Братья Берджесс | страница 96



Джим вдруг встал как вкопанный. От неожиданности парень врезался в него, и Джим схватил его за руку.

– Я не ошибся? Ты сейчас назвал моего брата жирным, сопляк вонючий?

Лицо у парня застыло от испуга. Он попытался высвободить руку, но Джим стиснул ее крепче. Губы у него побелели, глаза сузились. Даже Боб, хорошо знавший брата, поразился силе его гнева. Наклонившись к самому носу парня, Джим тихо проговорил:

– Ты назвал моего брата жирным? – Парень оглянулся, и Джим еще сильнее сжал руку. – Твоих никчемных дружков здесь нет, никто не защитит тебя. В последний раз спрашиваю, ты назвал моего брата жирным?

– Да.

– Извинись.

У парня в глазах дрожали слезы.

– Вы мне руку сломаете! Правда!

– Джимми… – пробормотал Боб.

– Извинись! Не то я тебе шею сверну. Быстро и безболезненно. Везучий ты мелкий засранец. Сдохнешь без мучений.

– Извините!

Джим тут же отпустил его. Братья Берджессы дошли до машины, сели и уехали. Боб смотрел в окно, как парень потирает руку, направляясь обратно к парку.

– Не волнуйся, их тут немного, – сказал Джим. – Все нормально. Только прекрати называть людей паразитами, это ж надо!

Со стороны парка донеслись овации. Что бы там ни сказал губернатор, люди это одобрили. День почти закончился. Джим свое дело сделал.

– Хорошо выступил, – произнес Боб, когда они переезжали реку.

Поглядывая в зеркало заднего вида, Джим залез в карман, раскрыл мобильник.

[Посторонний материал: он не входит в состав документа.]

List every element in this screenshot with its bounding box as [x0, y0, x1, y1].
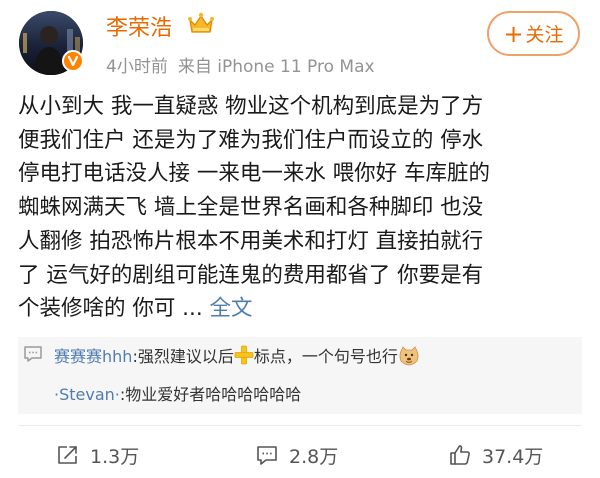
follow-button[interactable]: + 关注 [487, 11, 580, 56]
like-icon [450, 445, 470, 465]
commenter-name[interactable]: ·Stevan· [54, 385, 120, 404]
post-meta: 4小时前 来自 iPhone 11 Pro Max [106, 52, 375, 77]
comment-bubble-icon [24, 346, 42, 362]
comment-text: :物业爱好者哈哈哈哈哈哈 [119, 385, 302, 404]
post-source: 来自 iPhone 11 Pro Max [177, 57, 375, 77]
follow-label: 关注 [525, 24, 564, 46]
post-text-line: 人翻修 拍恐怖片根本不用美术和打灯 直接拍就行 [18, 228, 484, 254]
verified-badge-icon [62, 50, 84, 72]
full-text-link[interactable]: 全文 [210, 296, 253, 321]
comment-item[interactable]: ·Stevan·:物业爱好者哈哈哈哈哈哈 [54, 381, 301, 405]
comment-item[interactable]: 赛赛赛hhh:强烈建议以后 标点，一个句号也行 [54, 343, 420, 367]
username[interactable]: 李荣浩 [106, 10, 172, 42]
comment-text: :强烈建议以后 [132, 347, 234, 366]
post-text-line: 了 运气好的剧组可能连鬼的费用都省了 你要是有 [18, 262, 484, 288]
post-text: 从小到大 我一直疑惑 物业这个机构到底是为了方 便我们住户 还是为了难为我们住户… [18, 90, 584, 326]
like-count: 37.4万 [482, 445, 544, 468]
repost-button[interactable]: 1.3万 [56, 440, 139, 470]
repost-count: 1.3万 [90, 445, 140, 468]
repost-icon [58, 446, 77, 464]
post-text-line: 便我们住户 还是为了难为我们住户而设立的 停水 [18, 127, 484, 153]
post-text-line: 蜘蛛网满天飞 墙上全是世界名画和各种脚印 也没 [18, 195, 484, 221]
post-time: 4小时前 [106, 57, 168, 77]
post-text-last-line: 个装修啥的 你可 ... 全文 [18, 292, 584, 326]
weibo-post: 李荣浩 4小时前 来自 iPhone 11 Pro Max + 关注 从小到大 我… [0, 0, 600, 478]
plus-icon: + [503, 19, 524, 48]
comment-icon [257, 446, 277, 465]
comment-text: 标点，一个句号也行 [253, 347, 398, 366]
commenter-name[interactable]: 赛赛赛hhh [54, 347, 132, 366]
post-text-truncated: 个装修啥的 你可 ... [18, 296, 210, 322]
like-button[interactable]: 37.4万 [448, 440, 543, 470]
comment-count: 2.8万 [289, 445, 339, 468]
comment-button[interactable]: 2.8万 [255, 440, 338, 470]
doge-emoji-icon [399, 346, 419, 366]
crown-icon[interactable] [188, 12, 214, 36]
plus-emoji-icon [234, 345, 254, 365]
divider [18, 425, 582, 426]
post-text-line: 停电打电话没人接 一来电一来水 喂你好 车库脏的 [18, 161, 491, 187]
post-text-line: 从小到大 我一直疑惑 物业这个机构到底是为了方 [18, 94, 484, 119]
hot-comments[interactable]: 赛赛赛hhh:强烈建议以后 标点，一个句号也行 ·Stevan·:物业爱好者哈哈哈… [18, 337, 582, 414]
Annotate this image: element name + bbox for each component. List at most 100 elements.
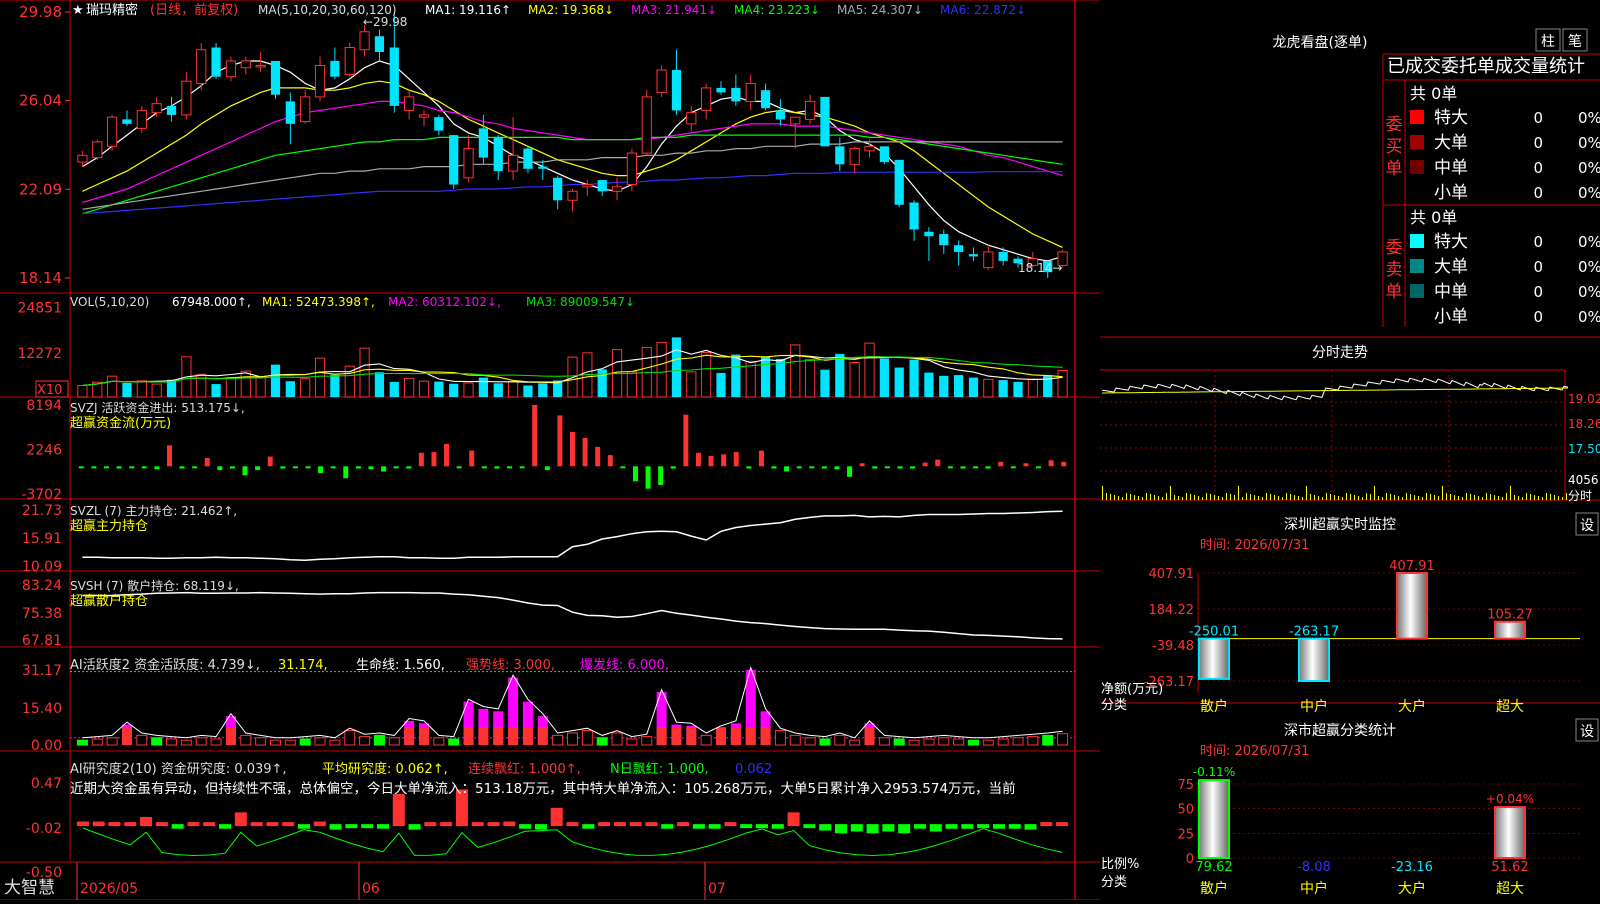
fs-volume-bar: [1218, 496, 1219, 500]
svzj-bar: [544, 466, 550, 471]
buy_rows-value: 0: [1533, 134, 1543, 152]
ai1-bar-base: [686, 727, 697, 745]
ai2-bar: [787, 812, 800, 827]
fs-volume-bar: [1238, 486, 1239, 500]
candle-body-down: [538, 166, 548, 169]
fs-volume-bar: [1306, 486, 1307, 500]
volume-bar-down: [478, 377, 488, 397]
monitor-bar-中户: [1299, 638, 1329, 681]
monitor-category: 中户: [1300, 698, 1328, 715]
buy_rows-name: 大单: [1434, 133, 1468, 153]
candle-body-up: [701, 87, 712, 111]
sell_rows-swatch: [1410, 309, 1424, 323]
lhb-btn_zhu-label: 柱: [1541, 34, 1555, 50]
monitor-y-label: 净额(万元): [1101, 682, 1163, 697]
volume-bar-down: [939, 375, 949, 397]
ai2-bar: [819, 824, 832, 831]
ai2-bar: [708, 824, 721, 829]
svzj-bar: [557, 415, 563, 467]
volume-bar-up: [225, 377, 237, 398]
svzj-bar: [532, 405, 538, 467]
volume-bar-down: [820, 369, 830, 397]
ai2-bar: [124, 822, 137, 827]
ai2-bar: [866, 824, 879, 834]
ai1-value2: 31.174,: [278, 658, 328, 673]
fs-axis-label: 18.26: [1568, 417, 1600, 431]
svzj-bar: [884, 466, 890, 469]
buy-side-label: 委: [1386, 115, 1403, 135]
ai1-bar: [359, 736, 371, 746]
ai2-bar: [550, 807, 563, 827]
buy_rows-swatch: [1410, 160, 1424, 174]
monitor-settings-label: 设: [1580, 518, 1594, 534]
ai1-bar-base: [121, 727, 132, 745]
volume-bar-up: [1027, 378, 1038, 398]
svzj-bar: [758, 450, 764, 467]
fs-volume-bar: [1510, 486, 1511, 500]
candle-body-down: [597, 180, 607, 192]
fs-volume-bar: [1198, 496, 1199, 500]
candle-body-up: [611, 186, 623, 192]
ai2-bar: [1008, 824, 1021, 829]
candle-body-up: [686, 112, 697, 125]
svzj-bar: [469, 450, 475, 467]
buy_rows-name: 中单: [1434, 158, 1468, 178]
svzj-bar: [683, 414, 689, 467]
ai2-bar: [661, 824, 674, 829]
volume-bar-up: [300, 378, 311, 398]
svzj-bar: [582, 437, 588, 467]
svzj-bar: [229, 466, 235, 469]
fs-volume-bar: [1326, 493, 1327, 500]
volume-bar-down: [879, 358, 889, 397]
volume-ma3: MA3: 89009.547↓: [526, 295, 635, 309]
sell-side-label: 卖: [1386, 260, 1403, 280]
fs-volume-bar: [1402, 497, 1403, 500]
sell-side-label: 单: [1386, 282, 1403, 302]
candle-body-up: [344, 46, 355, 75]
ai1-bar: [552, 734, 564, 746]
ai1-strong-label: 强势线: 3.000,: [466, 657, 555, 673]
fs-volume-bar: [1270, 494, 1271, 500]
ai1-bar: [611, 732, 623, 746]
svzj-bar: [355, 466, 361, 469]
candle-body-up: [255, 64, 266, 68]
chart-canvas[interactable]: 29.98 26.04 22.09 18.14 ←29.98 18.14→ ★ 瑞玛精密 (日线…: [0, 0, 1600, 901]
fs-volume-bar: [1390, 494, 1391, 500]
ai2-bar: [424, 822, 437, 827]
candle-body-up: [240, 60, 251, 69]
candle-body-down: [166, 105, 177, 115]
candle-body-down: [775, 110, 786, 120]
candle-body-down: [939, 233, 949, 246]
fs-axis-label: 分时: [1568, 489, 1592, 503]
fs-volume-bar: [1118, 496, 1119, 500]
svzj-bar: [935, 459, 941, 467]
class-category: 超大: [1496, 881, 1524, 897]
ai2-axis-label: 0.47: [31, 776, 62, 792]
ai1-bar: [567, 732, 578, 746]
svzj-bar: [1048, 460, 1054, 467]
fs-volume-bar: [1294, 495, 1295, 500]
ai1-bar: [151, 737, 163, 746]
fs-volume-bar: [1258, 496, 1259, 500]
candle-body-down: [122, 119, 132, 124]
monitor-axis-label: -39.48: [1152, 639, 1194, 654]
fs-volume-bar: [1414, 495, 1415, 500]
volume-bar-up: [864, 342, 875, 398]
candle-body-down: [894, 159, 904, 205]
fs-volume-bar: [1246, 493, 1247, 500]
ai2-continuous: 连续飘红: 1.000↑,: [468, 761, 581, 777]
sell_rows-swatch: [1410, 259, 1424, 273]
candle-body-down: [330, 60, 340, 77]
sell_rows-pct: 0%: [1578, 308, 1600, 326]
ai2-bar: [519, 824, 532, 829]
ai1-bar: [581, 730, 593, 746]
ai2-bar: [756, 824, 769, 829]
candle-body-up: [107, 116, 118, 147]
volume-bar-up: [507, 381, 519, 398]
volume-bar-down: [998, 380, 1008, 397]
candle-body-down: [374, 36, 385, 52]
fs-volume-bar: [1462, 497, 1463, 500]
class-axis-label: 75: [1177, 778, 1194, 793]
candle-body-down: [954, 245, 964, 252]
fs-volume-bar: [1282, 497, 1283, 500]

– Хелли? В общем, все. Да, нормально. Потом расскажу, когда доберемся до гостиницы. И я тебя, милая. – Он захлопнул телефон, убрал его и спросил Боба: – Видел, на бейсболке у этой гниды были две восьмерки? Это значит «Хайль Гитлер». Восьмая буква алфавита[6].

– Откуда ты знаешь? – удивился Боб.

– Как ты можешь этого не знать? – был ответ.


Вечер принес ощущение, что минувший день войдет в историю Ширли-Фоллс как день, когда четыре тысячи человек мирно вышли в парк, чтобы поддержать право чернокожих людей жить в городе. Дубинки и пластиковые щиты не понадобились. Участники чувствовали единение солидарности, но никакого самодовольства, поскольку самодовольство на севере Новой Англии не в обычае.

Абдикарим вышел в парк лишь по настойчивой просьбе Омада и Хавейи, приславших за ним своего сына, и увиденное его озадачило. Так много людей улыбались – смотрели ему прямо в лицо и улыбались. Абдикарим считал такие вещи уместными лишь между близкими людьми, и оттого ему было неуютно. Но он уже достаточно прожил в этой стране и понял, что американцы – как большие дети, и большие дети в этом парке были очень милыми. Еще долго после ухода из парка он видел перед собой их улыбки.